Zhelyaskov et al. and Sexton et al. showed that depending on the conditions of the experimental test, light can either sharply decrease or stimulate NO concentration (Sexton et al. 1994; Zhelyaskov et al. 1998). Other authors have shown similar results with RSNO formation upon UV irradiation. Deliconstantinos et al. demonstrated that the irradiation of UVB light on human keratinocytes and endothelial cells generated nitrogen oxide species (NOx), such as NO itself, as well as ONOO from l-arginine (Deliconstantinos et al. 1997). They also showed an increase of RSNO formation by 4.5- and 3.0-fold after irradiation (290–320 nm with a peak at 312 nm) at 50 mJ·cm−2 for keratinocytes and endothelial human cells, respectively (Deliconstantinos et al. 1997). The RSNO formation was inhibited by 60% in keratinocytes and 86% in endothelial human cells by the pre-treatment with monomethyl-l-arginine (l-NMMA), an l-arginine scavenger, measured after irradiation. That indicates the importance of l-arginine in the formation of RSNO, in addition to NO itself (Deliconstantinos et al. 1997). Oplander et al. also described a consistent strong increase in RSNO levels in human skin after UVA light irradiation (340–400 nm with a peak at 366 nm) at 25 J·cm−2 detected by Western blot using a S-nitrosocysteine-specific antibody. Their results showed an increase of 2.3-fold in the RSNO levels after the UVA irradiation, in comparison with the basal line (Opländer et al. 2009).

The mechanism of RSNO formation upon UV irradiation may involve a combination of NO oxidation, radical recombination reactions, and transition metal catalysis pathways. The oxidation of NO is a third-order kinetic and it can cause the oxidation of Fe(II) to Fe(II) concomitant with NO oxidation to NO3 (Ford and Lorkovic 2002). The UV light can also change the oxidation state of iron, favoring RSNO formation (Pourzand et al. 1999; Karlsson et al. 2006). There is a considerable biological interest in NO reactions with ligands coordinated to a redox-active metal since Hb is an important sink of NO in the cardiovascular system (Pawloski et al. 2001; Angelo et al. 2006; Zhang et al. 2016). Oxidative stress may form a nitrosyl complex that can serve to activate the coordinated NO towards an electrophilic attack and thus cause RSNO formation (Ford and Lorkovic 2002). Therefore, the generation of RSNO in human skin upon UV light and visible light exposure required NO3 and SH species. The results indicated that the UV formation of RSNO has a peak at 320 nm and that the RSNO formation requires NO2 and thiol-containing molecules. Moreover, visible light formation of RSNO has a peak at 700 nm and the possible mechanism for RSNO formation requires NO2 and thiols. These results illustrate how the microenvironment and the oxidation state of the molecules can change the RSNO formation reactions.

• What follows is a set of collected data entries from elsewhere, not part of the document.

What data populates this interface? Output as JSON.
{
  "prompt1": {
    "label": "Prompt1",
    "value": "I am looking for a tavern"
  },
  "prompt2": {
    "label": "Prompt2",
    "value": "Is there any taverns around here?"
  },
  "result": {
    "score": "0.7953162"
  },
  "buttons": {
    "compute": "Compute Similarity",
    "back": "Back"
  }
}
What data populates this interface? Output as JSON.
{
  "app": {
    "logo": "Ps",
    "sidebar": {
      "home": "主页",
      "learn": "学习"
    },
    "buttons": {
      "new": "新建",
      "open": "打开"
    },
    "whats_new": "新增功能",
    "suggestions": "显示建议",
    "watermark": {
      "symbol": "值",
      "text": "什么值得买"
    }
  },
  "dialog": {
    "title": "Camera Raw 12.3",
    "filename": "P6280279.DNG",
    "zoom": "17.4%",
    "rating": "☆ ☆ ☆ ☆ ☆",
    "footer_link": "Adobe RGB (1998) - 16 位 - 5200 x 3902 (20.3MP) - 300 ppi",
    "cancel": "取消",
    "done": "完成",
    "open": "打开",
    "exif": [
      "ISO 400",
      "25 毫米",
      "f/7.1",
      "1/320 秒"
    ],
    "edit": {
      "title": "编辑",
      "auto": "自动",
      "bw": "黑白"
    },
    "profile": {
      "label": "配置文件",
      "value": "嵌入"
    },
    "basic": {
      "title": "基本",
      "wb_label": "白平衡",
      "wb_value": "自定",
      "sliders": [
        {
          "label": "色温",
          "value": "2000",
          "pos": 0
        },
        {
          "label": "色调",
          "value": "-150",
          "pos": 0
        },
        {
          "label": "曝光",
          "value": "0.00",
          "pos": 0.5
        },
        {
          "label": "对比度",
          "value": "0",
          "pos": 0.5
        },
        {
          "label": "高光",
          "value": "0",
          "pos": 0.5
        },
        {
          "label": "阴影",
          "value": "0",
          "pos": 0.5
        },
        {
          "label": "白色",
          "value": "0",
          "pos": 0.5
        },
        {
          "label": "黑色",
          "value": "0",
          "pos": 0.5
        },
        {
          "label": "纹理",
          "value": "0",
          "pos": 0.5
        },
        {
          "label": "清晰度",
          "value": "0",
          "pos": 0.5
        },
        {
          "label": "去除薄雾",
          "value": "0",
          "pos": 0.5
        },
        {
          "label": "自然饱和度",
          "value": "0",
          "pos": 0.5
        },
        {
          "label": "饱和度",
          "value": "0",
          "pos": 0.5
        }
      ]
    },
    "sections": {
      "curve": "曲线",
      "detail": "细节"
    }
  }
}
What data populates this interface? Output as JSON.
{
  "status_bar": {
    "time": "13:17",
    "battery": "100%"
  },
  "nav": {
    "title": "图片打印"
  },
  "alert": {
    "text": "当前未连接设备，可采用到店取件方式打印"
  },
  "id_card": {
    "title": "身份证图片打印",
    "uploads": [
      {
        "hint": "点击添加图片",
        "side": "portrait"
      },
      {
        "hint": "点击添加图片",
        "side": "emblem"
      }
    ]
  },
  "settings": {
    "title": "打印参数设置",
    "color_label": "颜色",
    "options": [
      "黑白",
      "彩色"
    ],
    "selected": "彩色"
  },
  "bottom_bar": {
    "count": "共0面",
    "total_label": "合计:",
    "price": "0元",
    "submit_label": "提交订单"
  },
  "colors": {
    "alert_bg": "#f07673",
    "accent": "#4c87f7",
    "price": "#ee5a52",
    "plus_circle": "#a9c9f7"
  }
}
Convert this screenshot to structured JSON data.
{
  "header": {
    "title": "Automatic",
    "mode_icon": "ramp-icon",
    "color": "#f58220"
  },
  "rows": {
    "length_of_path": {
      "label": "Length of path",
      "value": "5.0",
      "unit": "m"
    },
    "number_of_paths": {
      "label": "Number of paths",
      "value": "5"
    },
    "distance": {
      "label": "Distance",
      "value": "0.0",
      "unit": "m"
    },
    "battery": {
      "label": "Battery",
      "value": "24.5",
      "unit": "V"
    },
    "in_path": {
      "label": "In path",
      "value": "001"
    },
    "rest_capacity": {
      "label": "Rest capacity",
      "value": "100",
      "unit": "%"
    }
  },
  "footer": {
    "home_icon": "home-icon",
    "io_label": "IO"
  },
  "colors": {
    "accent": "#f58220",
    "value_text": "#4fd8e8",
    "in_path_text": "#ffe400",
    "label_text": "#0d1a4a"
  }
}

The UV irradiation can trigger the NO generation from human skin with a peak at 280–285 nm. In addition, UV irradiation can also stimulate RSNO formation pathways and contribute to increase the NOx storage in the skin. The main sources for RSNO formation in human skin upon light irradiation are NO2, NO3 and thiol groups. The RSNO levels may have a relevant role in the vasodilation action of NO. These results can have important implications for clinical trials and light therapy.